Guilt, boredom, frustration, moments of joy and silliness mixed with moments of dread. Like trying to focus a camera lens on a chaotic scene, I’m not sure what’s foreground and what’s background anymore. In this blur of feelings, though, is the growing worry about my younger brother, my only sibling, in whom the personal, global, and political strands of this pandemic converge for me, as it must for anyone whose loved one is in direct, daily contact with COVID patients.

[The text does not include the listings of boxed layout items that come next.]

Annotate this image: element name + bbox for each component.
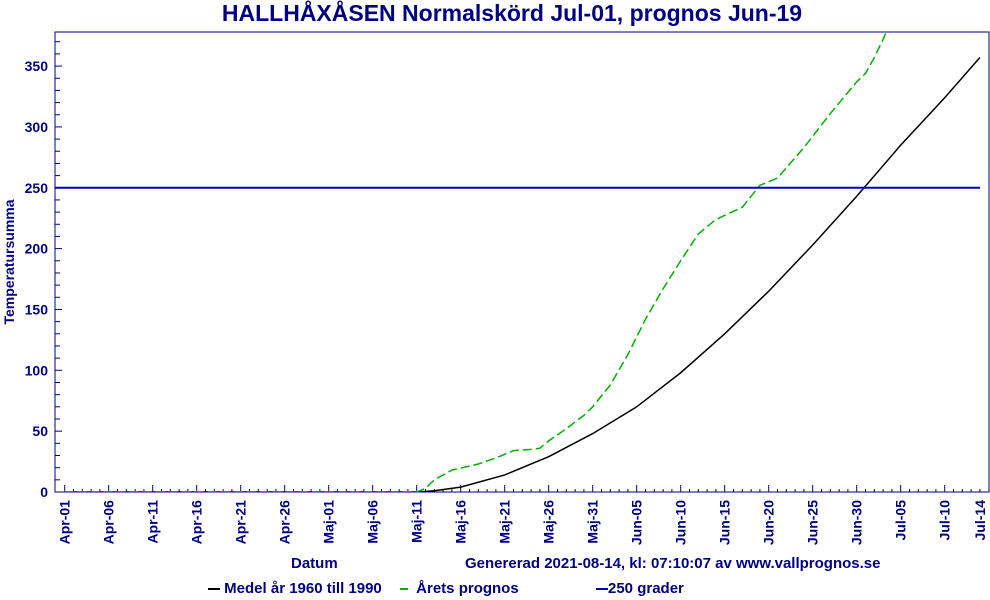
legend-swatch-250 <box>596 588 608 591</box>
y-tick-label: 150 <box>25 301 49 317</box>
x-tick-label: Jun-20 <box>761 500 777 545</box>
y-tick-label: 200 <box>25 241 49 257</box>
y-tick-label: 0 <box>40 484 48 500</box>
x-tick-label: Jul-05 <box>893 500 909 541</box>
x-tick-label: Apr-21 <box>233 500 249 545</box>
x-tick-label: Jun-25 <box>805 500 821 545</box>
series-line-1 <box>64 32 888 492</box>
x-tick-label: Maj-06 <box>365 500 381 544</box>
x-axis-label: Datum <box>291 555 338 572</box>
legend-label: 250 grader <box>608 580 684 597</box>
legend-swatch-medel <box>208 588 220 591</box>
x-tick-label: Jun-30 <box>849 500 865 545</box>
x-tick-label: Apr-11 <box>145 500 161 544</box>
x-tick-label: Apr-01 <box>57 500 73 545</box>
legend-item-medel: Medel år 1960 till 1990 <box>208 580 382 597</box>
x-tick-label: Maj-21 <box>497 500 513 544</box>
footer-generated: Genererad 2021-08-14, kl: 07:10:07 av ww… <box>465 555 881 572</box>
x-tick-label: Maj-31 <box>585 500 601 544</box>
x-tick-label: Jun-10 <box>673 500 689 545</box>
x-tick-label: Jun-15 <box>717 500 733 545</box>
y-tick-label: 250 <box>25 180 49 196</box>
x-tick-label: Apr-06 <box>101 500 117 545</box>
series-line-0 <box>64 57 981 492</box>
y-tick-label: 50 <box>32 423 48 439</box>
x-tick-label: Apr-16 <box>189 500 205 545</box>
legend-label: Årets prognos <box>416 580 519 597</box>
x-tick-label: Maj-26 <box>541 500 557 544</box>
legend-label: Medel år 1960 till 1990 <box>224 580 382 597</box>
y-tick-label: 100 <box>25 362 49 378</box>
x-tick-label: Apr-26 <box>277 500 293 545</box>
y-tick-label: 300 <box>25 119 49 135</box>
x-tick-label: Maj-01 <box>321 500 337 544</box>
x-tick-label: Maj-16 <box>453 500 469 544</box>
y-axis-label: Temperatursumma <box>1 199 17 324</box>
x-tick-label: Jul-10 <box>937 500 953 541</box>
y-tick-label: 350 <box>25 58 49 74</box>
legend-item-prognos: Årets prognos <box>400 580 519 597</box>
x-tick-label: Maj-11 <box>409 500 425 543</box>
chart-title: HALLHÅXÅSEN Normalskörd Jul-01, prognos … <box>221 0 803 26</box>
plot-frame <box>54 31 990 493</box>
x-tick-label: Jun-05 <box>629 500 645 545</box>
x-tick-label: Jul-14 <box>972 500 988 541</box>
legend-swatch-prognos <box>400 588 408 591</box>
legend-item-250: 250 grader <box>596 580 684 597</box>
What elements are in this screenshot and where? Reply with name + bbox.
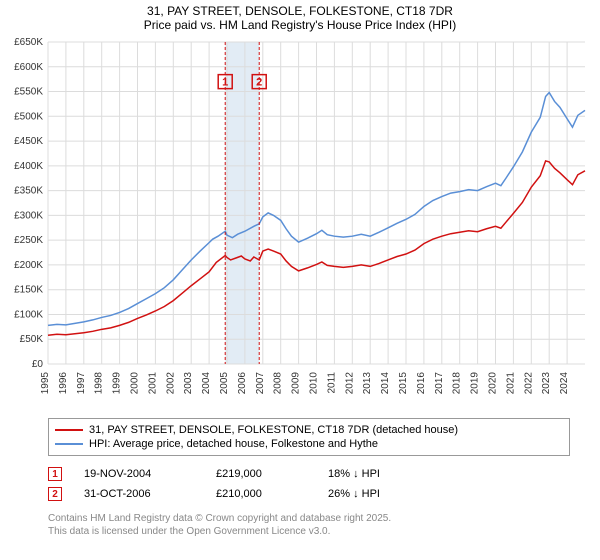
x-tick-label: 2007 <box>255 372 266 395</box>
y-tick-label: £400K <box>14 161 43 172</box>
sale-price: £210,000 <box>216 488 306 500</box>
y-tick-label: £650K <box>14 37 43 48</box>
x-tick-label: 2018 <box>452 372 463 395</box>
sale-price: £219,000 <box>216 468 306 480</box>
y-tick-label: £50K <box>20 334 44 345</box>
credit-text: Contains HM Land Registry data © Crown c… <box>48 512 570 538</box>
x-tick-label: 2002 <box>165 372 176 395</box>
y-tick-label: £250K <box>14 235 43 246</box>
y-tick-label: £150K <box>14 285 43 296</box>
x-tick-label: 2009 <box>291 372 302 395</box>
y-tick-label: £350K <box>14 186 43 197</box>
sale-row: 1 19-NOV-2004 £219,000 18% ↓ HPI <box>48 464 570 484</box>
x-tick-label: 2008 <box>273 372 284 395</box>
y-tick-label: £200K <box>14 260 43 271</box>
x-tick-label: 1996 <box>58 372 69 395</box>
marker-label-2: 2 <box>256 77 262 89</box>
x-tick-label: 2005 <box>219 372 230 395</box>
chart-svg: £0 £50K £100K £150K £200K £250K £300K £350K £400… <box>0 34 600 414</box>
y-tick-label: £100K <box>14 309 43 320</box>
title-line-1: 31, PAY STREET, DENSOLE, FOLKESTONE, CT1… <box>0 4 600 18</box>
x-tick-label: 1995 <box>40 372 51 395</box>
x-tick-label: 2017 <box>434 372 445 395</box>
y-tick-label: £0 <box>32 359 44 370</box>
y-tick-label: £600K <box>14 62 43 73</box>
y-tick-label: £500K <box>14 111 43 122</box>
title-line-2: Price paid vs. HM Land Registry's House … <box>0 18 600 32</box>
x-tick-label: 2011 <box>326 372 337 394</box>
sale-marker: 1 <box>48 467 62 481</box>
legend-label: HPI: Average price, detached house, Folk… <box>89 438 378 450</box>
x-tick-label: 2021 <box>505 372 516 395</box>
x-tick-label: 2012 <box>344 372 355 395</box>
legend-swatch <box>55 443 83 445</box>
x-tick-label: 2013 <box>362 372 373 395</box>
sale-delta: 18% ↓ HPI <box>328 468 380 480</box>
x-tick-label: 2014 <box>380 372 391 395</box>
y-tick-label: £300K <box>14 210 43 221</box>
legend-label: 31, PAY STREET, DENSOLE, FOLKESTONE, CT1… <box>89 424 458 436</box>
x-tick-label: 2006 <box>237 372 248 395</box>
sale-date: 31-OCT-2006 <box>84 488 194 500</box>
marker-label-1: 1 <box>222 77 228 89</box>
x-tick-label: 1999 <box>112 372 123 395</box>
x-tick-label: 2001 <box>147 372 158 395</box>
x-tick-label: 2016 <box>416 372 427 395</box>
x-tick-label: 2020 <box>488 372 499 395</box>
x-tick-label: 2000 <box>130 372 141 395</box>
sale-date: 19-NOV-2004 <box>84 468 194 480</box>
x-tick-label: 1998 <box>94 372 105 395</box>
x-tick-label: 2022 <box>523 372 534 395</box>
x-tick-label: 2024 <box>559 372 570 395</box>
legend: 31, PAY STREET, DENSOLE, FOLKESTONE, CT1… <box>48 418 570 456</box>
legend-row: 31, PAY STREET, DENSOLE, FOLKESTONE, CT1… <box>55 423 563 437</box>
sale-marker: 2 <box>48 487 62 501</box>
sales-table: 1 19-NOV-2004 £219,000 18% ↓ HPI 2 31-OCT-200… <box>48 464 570 504</box>
y-tick-label: £550K <box>14 87 43 98</box>
y-tick-label: £450K <box>14 136 43 147</box>
x-tick-label: 2019 <box>470 372 481 395</box>
x-tick-label: 2015 <box>398 372 409 395</box>
credit-line-1: Contains HM Land Registry data © Crown c… <box>48 513 391 524</box>
x-tick-label: 2004 <box>201 372 212 395</box>
legend-row: HPI: Average price, detached house, Folk… <box>55 437 563 451</box>
credit-line-2: This data is licensed under the Open Gov… <box>48 526 330 537</box>
x-tick-label: 1997 <box>76 372 87 395</box>
x-tick-label: 2023 <box>541 372 552 395</box>
sale-row: 2 31-OCT-2006 £210,000 26% ↓ HPI <box>48 484 570 504</box>
chart-title: 31, PAY STREET, DENSOLE, FOLKESTONE, CT1… <box>0 0 600 34</box>
legend-swatch <box>55 429 83 431</box>
x-tick-label: 2003 <box>183 372 194 395</box>
chart-area: £0 £50K £100K £150K £200K £250K £300K £350K £400… <box>0 34 600 414</box>
x-tick-label: 2010 <box>309 372 320 395</box>
shaded-band <box>225 42 259 364</box>
sale-delta: 26% ↓ HPI <box>328 488 380 500</box>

As a pulmonary critical care specialist, my brother was already taking care of the very sick, usually those in the cardiac ICU. Lungs and impediments to breathing are his area of expertise. So when I checked in with him a couple of weeks ago, I wasn’t surprised to learn that he’d signed on to the “bio containment unit” at his hospital. In the space of 8 days, his texts went from “Cases will be everywhere. We have a couple already” to “Steadily getting worse. Don’t ask.” I gave it a few days, but when I read that cases had spiked in Maryland over the weekend, I had to ask. He texted back: “Our medical ICU is full of COVID patients so we are converting other units to full COVID units.” When I ask if they had enough PPE (personal protective equipment), he wrote, “We have not run out of PPEs but we just have to reuse them! Nursing home just tested 66 positive patients. Baltimore converted its convention center to house non critical patients. It is getting crazy.” Then he sent me a photo of himself in full PPE gear, waving a gloved hand at the camera.
I am full of pride and fear. And disbelief, anger, anticipatory grief. . . Reuse? How many times? Is he and everyone around him taking every precaution? When will this be over for him? I am an atheist sending up silent pleas to the universe, “please don’t let Baltimore get as bad as New York; please keep him safe.”
In this moment when we need to act collectively for the collective good, I worry that Americans are not quite up to the task, our polity too divided, our social infrastructures too fragile to withstand both the virus and the measures needed to contain it. But we have to keep trying anyway. Because what is the alternative?
We were all supposed to gather at my mother’s place in Massachusetts in August. I’m imagining a future where that can still happen and I can hug my brother.